Spotify launches in India in spite of Warner legal battle

Almost a year after announcing its intention to enter the country, Spotify fights Warner injunction and rolls out its service in India, as it continues its global expansion outside the West


Spotify launched its music streaming service in India on February 27, almost a year after the company first announced its intention to make its service available in the world's second-most populated country.

The music streaming giant, who finally went public last year, has developed its service to be "finely tuned to music fans personal taste". This means exclusive features such as playlists specifically made for an Indian audience by a team of Indian music experts and movie playlists from the most popular Bollywood, Tollywood, Kollywood and Punjabi actors. Since many Indians speak several local languages, Spotify has also introduced multi-language music recommendations in Hindi, Punjabi, Tamil and Telug.

For the first time ever, the company has also allowed Indian users who do not pay for a subscription to play any song on demand on mobile, as part of a service called Spotify Free, while the premium service is priced at INR119 ($1.67) a month.

"The mobile internet revolution has led to a rapid rise in the number of connected Indians, making music streaming the preferred way to enjoy music here," commented Amarjit Singh Batra, managing director of Spotify India.

Spotify founder and CEO Daniel Ek added: "As Spotify grows, our goal is to bring millions of artists and billions of fans together from every country and background. India has an incredibly rich music culture, and to best serve this market, we're launching a custom-built experience. Not only will Spotify bring Indian artists to the world, we'll also bring the world's music to fans across India. Spotify's music family just got a whole lot bigger."

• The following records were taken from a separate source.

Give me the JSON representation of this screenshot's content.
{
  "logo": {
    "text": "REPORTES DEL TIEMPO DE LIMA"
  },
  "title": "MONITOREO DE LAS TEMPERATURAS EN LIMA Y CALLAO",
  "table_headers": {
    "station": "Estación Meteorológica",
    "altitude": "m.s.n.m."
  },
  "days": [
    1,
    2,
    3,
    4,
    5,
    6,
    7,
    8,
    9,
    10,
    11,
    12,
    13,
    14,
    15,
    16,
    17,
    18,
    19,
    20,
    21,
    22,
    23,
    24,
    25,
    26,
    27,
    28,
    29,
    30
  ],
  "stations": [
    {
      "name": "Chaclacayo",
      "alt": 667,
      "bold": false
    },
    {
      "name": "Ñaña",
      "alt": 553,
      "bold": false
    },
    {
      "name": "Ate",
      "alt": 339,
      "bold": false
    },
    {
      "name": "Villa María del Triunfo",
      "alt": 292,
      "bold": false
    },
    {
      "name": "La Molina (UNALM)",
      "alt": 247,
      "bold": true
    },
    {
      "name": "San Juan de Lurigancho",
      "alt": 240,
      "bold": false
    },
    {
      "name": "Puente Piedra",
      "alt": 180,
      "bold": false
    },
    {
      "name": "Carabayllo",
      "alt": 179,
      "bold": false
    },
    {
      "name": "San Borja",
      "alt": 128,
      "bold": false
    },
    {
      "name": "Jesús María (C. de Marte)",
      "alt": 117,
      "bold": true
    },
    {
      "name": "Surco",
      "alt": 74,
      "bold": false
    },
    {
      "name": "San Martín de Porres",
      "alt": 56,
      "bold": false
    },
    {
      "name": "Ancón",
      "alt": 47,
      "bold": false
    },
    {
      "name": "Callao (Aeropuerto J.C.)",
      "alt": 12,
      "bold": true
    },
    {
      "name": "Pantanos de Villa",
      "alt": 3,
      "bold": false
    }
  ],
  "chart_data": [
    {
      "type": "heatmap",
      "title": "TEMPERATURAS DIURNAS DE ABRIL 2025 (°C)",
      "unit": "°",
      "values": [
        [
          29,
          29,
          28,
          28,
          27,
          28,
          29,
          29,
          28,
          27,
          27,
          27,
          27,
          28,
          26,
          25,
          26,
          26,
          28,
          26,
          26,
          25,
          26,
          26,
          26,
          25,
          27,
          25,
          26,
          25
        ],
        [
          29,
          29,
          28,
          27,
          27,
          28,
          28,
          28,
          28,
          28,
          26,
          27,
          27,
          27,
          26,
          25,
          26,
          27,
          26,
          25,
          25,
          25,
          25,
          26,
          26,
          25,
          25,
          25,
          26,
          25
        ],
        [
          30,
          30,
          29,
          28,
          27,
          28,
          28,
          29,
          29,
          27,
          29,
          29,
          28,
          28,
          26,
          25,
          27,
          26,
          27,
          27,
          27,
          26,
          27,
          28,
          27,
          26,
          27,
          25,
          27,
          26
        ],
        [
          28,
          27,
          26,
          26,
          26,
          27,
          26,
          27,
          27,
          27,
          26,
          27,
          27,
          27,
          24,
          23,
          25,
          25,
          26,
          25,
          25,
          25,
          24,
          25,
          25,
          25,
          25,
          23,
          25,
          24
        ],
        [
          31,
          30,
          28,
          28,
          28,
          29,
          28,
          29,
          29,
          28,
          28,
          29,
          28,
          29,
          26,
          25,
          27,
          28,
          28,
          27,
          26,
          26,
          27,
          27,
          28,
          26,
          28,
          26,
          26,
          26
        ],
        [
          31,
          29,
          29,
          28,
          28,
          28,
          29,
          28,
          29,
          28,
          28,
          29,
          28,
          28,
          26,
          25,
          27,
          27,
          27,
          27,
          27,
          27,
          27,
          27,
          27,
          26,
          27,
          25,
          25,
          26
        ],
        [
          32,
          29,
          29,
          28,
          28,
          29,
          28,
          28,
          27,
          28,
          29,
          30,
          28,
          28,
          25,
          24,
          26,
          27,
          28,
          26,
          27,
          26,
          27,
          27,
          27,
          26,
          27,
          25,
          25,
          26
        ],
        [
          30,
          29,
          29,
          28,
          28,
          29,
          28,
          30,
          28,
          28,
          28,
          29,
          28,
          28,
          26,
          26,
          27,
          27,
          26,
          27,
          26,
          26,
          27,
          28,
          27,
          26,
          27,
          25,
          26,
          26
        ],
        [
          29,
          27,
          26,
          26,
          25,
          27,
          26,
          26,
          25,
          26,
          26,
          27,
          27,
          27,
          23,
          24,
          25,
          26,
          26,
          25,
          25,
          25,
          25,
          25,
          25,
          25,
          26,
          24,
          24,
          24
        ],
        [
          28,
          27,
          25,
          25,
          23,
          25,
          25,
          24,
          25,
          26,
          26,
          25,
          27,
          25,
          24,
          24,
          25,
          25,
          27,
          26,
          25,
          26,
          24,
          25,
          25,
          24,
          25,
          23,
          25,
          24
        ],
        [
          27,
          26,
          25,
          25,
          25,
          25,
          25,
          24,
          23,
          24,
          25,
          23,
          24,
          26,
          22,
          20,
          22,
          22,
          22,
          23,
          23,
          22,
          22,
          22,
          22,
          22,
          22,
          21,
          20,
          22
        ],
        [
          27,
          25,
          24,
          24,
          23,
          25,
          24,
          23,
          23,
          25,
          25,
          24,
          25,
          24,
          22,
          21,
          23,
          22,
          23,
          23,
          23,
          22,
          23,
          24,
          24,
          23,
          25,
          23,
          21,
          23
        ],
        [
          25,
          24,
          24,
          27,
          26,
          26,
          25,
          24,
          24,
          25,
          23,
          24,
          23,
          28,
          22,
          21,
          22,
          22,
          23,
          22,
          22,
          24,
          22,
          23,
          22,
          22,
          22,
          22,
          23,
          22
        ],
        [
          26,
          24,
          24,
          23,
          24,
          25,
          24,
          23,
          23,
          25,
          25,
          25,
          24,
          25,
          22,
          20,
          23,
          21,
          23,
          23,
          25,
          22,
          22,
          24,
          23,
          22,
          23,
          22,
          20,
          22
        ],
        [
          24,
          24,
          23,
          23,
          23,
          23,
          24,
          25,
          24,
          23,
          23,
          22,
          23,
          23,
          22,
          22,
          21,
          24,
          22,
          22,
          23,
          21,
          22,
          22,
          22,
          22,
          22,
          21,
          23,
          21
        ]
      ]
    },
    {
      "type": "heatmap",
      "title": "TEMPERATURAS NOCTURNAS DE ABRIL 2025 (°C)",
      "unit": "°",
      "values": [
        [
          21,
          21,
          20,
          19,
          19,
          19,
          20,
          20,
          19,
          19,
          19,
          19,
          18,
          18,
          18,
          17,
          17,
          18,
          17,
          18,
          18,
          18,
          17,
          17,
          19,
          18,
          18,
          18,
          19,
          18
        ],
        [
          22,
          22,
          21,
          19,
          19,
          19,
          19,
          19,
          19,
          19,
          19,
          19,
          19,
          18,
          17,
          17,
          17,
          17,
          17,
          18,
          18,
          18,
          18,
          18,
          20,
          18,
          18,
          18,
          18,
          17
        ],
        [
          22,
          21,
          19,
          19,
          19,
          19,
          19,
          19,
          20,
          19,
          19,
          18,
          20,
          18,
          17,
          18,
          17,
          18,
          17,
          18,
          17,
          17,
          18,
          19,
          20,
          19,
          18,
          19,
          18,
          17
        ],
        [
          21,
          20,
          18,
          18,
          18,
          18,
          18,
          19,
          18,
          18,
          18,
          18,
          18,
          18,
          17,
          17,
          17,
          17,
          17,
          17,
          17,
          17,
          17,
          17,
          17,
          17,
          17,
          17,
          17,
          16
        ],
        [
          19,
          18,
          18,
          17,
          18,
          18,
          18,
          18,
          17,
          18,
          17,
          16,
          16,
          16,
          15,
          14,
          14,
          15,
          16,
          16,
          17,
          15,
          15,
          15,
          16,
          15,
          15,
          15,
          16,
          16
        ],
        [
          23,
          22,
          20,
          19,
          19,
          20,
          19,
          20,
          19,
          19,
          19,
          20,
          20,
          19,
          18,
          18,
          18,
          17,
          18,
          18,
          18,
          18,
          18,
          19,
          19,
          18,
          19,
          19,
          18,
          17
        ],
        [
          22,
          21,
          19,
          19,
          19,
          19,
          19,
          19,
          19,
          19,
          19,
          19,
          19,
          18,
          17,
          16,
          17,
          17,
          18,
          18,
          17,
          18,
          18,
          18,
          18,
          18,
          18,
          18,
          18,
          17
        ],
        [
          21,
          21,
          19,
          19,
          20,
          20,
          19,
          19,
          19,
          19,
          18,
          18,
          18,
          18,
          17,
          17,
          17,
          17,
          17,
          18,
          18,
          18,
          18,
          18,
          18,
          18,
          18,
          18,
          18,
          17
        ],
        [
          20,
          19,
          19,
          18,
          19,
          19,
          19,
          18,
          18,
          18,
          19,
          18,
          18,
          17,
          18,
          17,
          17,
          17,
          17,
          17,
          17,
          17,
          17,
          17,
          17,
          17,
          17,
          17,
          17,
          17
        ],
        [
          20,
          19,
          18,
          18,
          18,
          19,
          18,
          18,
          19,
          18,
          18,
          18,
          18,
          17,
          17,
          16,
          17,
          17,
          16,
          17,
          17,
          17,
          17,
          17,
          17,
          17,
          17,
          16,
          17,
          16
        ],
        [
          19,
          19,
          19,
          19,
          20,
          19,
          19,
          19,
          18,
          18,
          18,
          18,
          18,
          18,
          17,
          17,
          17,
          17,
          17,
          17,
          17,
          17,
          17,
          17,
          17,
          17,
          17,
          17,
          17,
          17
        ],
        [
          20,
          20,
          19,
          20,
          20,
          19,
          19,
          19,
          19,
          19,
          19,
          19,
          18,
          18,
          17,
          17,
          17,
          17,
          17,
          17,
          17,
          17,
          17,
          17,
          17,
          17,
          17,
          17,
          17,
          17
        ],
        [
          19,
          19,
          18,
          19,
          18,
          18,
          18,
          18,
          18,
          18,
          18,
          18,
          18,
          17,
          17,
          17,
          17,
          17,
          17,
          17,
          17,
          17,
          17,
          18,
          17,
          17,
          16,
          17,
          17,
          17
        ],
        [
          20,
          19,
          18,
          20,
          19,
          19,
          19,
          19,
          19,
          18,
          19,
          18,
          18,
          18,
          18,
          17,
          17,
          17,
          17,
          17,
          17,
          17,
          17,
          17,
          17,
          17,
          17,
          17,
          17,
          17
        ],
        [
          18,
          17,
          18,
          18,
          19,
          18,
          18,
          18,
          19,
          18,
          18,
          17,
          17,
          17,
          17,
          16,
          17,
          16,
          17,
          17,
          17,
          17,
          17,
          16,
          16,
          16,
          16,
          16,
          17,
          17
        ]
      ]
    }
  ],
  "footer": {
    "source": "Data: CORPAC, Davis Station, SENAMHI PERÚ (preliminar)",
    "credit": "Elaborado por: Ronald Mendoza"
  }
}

However, the Indian launch has been far from smooth. Spotify has been locked in a months-long legal battle with Warner's publishing division, Warner/Chappell Music, ever since a deal between the companies fell apart at the last minute as, according to Spotify, Warner "revoked a previously agreed-upon publishing license for reasons wholly unrelated to Spotify's launch in India".

Warner then went on to file an injection against Spotify, claiming that the service had "falsely asserted a statutory license" in India. However, the injunction was denied on February 26 allowing Spotify to roll out its service in the country.

With a population of around 1.3 billion people, the Indian streaming market has huge potential, as internet users continue to soar. Spotify has more than 207 million active users across the globe, but it is currently trying to expand outside of European and North American markets as it searches for new subscribers.